Fox Network, the most resistant to high-def TV, is widening its point of view—literally. Later this year, Fox Sports will begin broadcasting major sporting events in HDTV. That's a big step for Fox. It could also be a big step for News Corp. sibling DirecTV.
The addition of HD sports to Fox's programming roster is expected to help drive a DirecTV carriage deal for a national Fox HD feed. DirecTV currently has an HD deal with CBS, so adding a Fox HD feed is a logical step given the News Corp. ties.
And there's more. Truck manufacturers are already readying four or five trucks for HD production as a result of Fox's announcement. With DirecTV's bandwidth and multiple trucks available, subscribers to the NFL Sunday Ticket could very well be receiving multiple HD games from Fox.

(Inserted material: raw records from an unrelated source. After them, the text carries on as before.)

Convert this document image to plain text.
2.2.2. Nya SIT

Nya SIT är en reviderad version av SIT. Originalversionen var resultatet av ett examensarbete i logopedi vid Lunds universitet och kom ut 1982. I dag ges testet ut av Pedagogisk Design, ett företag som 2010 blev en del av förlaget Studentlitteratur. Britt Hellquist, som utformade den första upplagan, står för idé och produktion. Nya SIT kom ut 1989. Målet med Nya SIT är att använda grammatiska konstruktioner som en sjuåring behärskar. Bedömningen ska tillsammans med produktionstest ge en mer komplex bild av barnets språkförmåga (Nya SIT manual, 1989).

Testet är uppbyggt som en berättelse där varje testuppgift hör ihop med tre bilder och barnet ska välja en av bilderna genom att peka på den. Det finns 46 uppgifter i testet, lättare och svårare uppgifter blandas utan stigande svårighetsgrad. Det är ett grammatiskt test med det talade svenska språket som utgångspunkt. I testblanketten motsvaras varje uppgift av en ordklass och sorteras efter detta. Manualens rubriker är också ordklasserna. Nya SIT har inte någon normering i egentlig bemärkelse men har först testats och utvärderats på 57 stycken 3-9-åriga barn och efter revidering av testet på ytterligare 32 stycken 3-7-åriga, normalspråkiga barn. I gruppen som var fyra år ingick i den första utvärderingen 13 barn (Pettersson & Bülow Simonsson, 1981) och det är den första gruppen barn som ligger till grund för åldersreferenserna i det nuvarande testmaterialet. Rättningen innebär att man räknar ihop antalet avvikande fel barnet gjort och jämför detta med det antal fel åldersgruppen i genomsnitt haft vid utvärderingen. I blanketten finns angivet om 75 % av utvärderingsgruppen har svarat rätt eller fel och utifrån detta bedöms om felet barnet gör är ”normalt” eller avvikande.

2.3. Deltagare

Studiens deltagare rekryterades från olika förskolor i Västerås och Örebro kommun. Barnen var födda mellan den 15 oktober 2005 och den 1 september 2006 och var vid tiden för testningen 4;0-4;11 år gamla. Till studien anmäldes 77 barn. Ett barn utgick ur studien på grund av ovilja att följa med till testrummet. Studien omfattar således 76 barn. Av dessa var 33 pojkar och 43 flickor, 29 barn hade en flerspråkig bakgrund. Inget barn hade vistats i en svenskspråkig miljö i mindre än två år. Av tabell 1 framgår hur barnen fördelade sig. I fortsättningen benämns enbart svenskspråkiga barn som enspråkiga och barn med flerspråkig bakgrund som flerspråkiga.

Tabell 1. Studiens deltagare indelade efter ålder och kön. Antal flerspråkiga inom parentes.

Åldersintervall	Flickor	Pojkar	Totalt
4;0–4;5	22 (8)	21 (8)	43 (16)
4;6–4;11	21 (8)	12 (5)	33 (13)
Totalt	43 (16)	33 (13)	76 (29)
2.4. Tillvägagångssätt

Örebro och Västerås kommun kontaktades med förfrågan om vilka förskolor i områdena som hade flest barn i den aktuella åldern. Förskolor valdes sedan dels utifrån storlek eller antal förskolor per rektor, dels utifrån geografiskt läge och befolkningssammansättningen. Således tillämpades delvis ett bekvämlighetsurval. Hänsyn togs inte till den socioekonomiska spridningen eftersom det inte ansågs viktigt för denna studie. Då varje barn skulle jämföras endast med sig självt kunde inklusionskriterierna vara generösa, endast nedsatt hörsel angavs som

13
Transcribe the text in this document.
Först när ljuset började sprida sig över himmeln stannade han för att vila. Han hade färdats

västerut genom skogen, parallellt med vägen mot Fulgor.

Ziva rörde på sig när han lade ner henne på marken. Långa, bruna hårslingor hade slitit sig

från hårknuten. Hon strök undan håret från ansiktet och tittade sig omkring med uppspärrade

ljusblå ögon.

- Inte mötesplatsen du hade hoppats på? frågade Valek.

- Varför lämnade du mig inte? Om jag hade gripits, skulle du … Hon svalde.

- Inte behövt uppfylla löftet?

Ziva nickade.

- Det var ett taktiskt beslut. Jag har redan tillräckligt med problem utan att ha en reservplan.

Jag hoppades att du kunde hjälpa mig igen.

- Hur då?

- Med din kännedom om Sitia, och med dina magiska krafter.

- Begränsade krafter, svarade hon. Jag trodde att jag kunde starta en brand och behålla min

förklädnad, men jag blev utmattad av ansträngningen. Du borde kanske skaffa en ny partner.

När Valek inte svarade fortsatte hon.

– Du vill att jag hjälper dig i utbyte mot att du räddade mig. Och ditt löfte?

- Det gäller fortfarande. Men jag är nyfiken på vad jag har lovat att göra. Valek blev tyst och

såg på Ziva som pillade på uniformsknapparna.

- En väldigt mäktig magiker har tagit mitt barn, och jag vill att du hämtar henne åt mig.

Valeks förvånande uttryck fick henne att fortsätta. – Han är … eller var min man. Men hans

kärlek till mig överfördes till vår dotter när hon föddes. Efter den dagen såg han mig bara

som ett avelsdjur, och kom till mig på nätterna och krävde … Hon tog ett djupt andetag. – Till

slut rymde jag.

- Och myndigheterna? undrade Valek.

In the third quarter, Fox will broadcast games in the high-definition format known as 720p (industry shorthand for 720 progressive) at a rate of 60 frames per second.
"The common perception in our industry is that 1080-line interlace is the better high-definition system because it provides more lines or resolution," says Fox Sports Chairman David Hill. "However, I am truly convinced that 720p is the far superior format. Our viewers are going to love all three of our sports and their signature live events broadcast in this system." (Fox has already announced it will begin airing its prime time shows in HDTV this fall. Other broadcast networks already do so.)
Up to now, the network has been comfortable with its 480-line interlace, widescreen broadcasts. But they leave viewers in visual limbo: HDTV sets show more of the event because the picture is wider, but picture quality at 480i isn't as crisp as in high-def. That will change, of course, this summer.
It's one thing to see a sitcom in high-def, another to see a football game. There is no denying the power of HD sports: Sharper images neatly transplant the viewer out of the living room and into the stadium, minus the obnoxious drunks.
Fox's sports stable contains National Football League NFC games, Major League Baseball, and NASCAR races. The network has Super Bowl XXXIX next season, along with the baseball's All-Star Game and World Series and NASCAR's Pepsi 500 race. Which event gets HD first won't be known until next month. The first event could be either the All-Star game or the Pepsi 500, held in July.
It was only last June that Fox Networks Group President and CEO Tony Vinciquerra told BROADCASTING & CABLE the network considered 480p sports broadcasts the best way to get quality productions on the air. At the time, producing in 720p would have required production compromises. Since then, HDTV production gear has evolved. Just as important, DirecTV became Fox's sister company.
Fox's HD move is good news for suppliers of sports production trucks. Fox joins CBS, NBC, ABC, ESPN, HDNet, and soon TNT as a nationally delivered network producing and broadcasting sporting events in HDTV. As more events demand HD trucks, manufacturers will find it easier to justify building them.
"Our latest-generation digital trucks are designed to go HD in relatively short order," says Jerry Gepner, president of NMT. "And we're going to build two HD trucks a year for the next couple of years.
He expects that, by year-end, there will be 18 or 19 HD trucks in the country available for rental. "We see this as a wonderful growth opportunity," he says. "It's something we've anticipated and we're ready for."
The 5 million-plus consumers with HDTV are ready, too.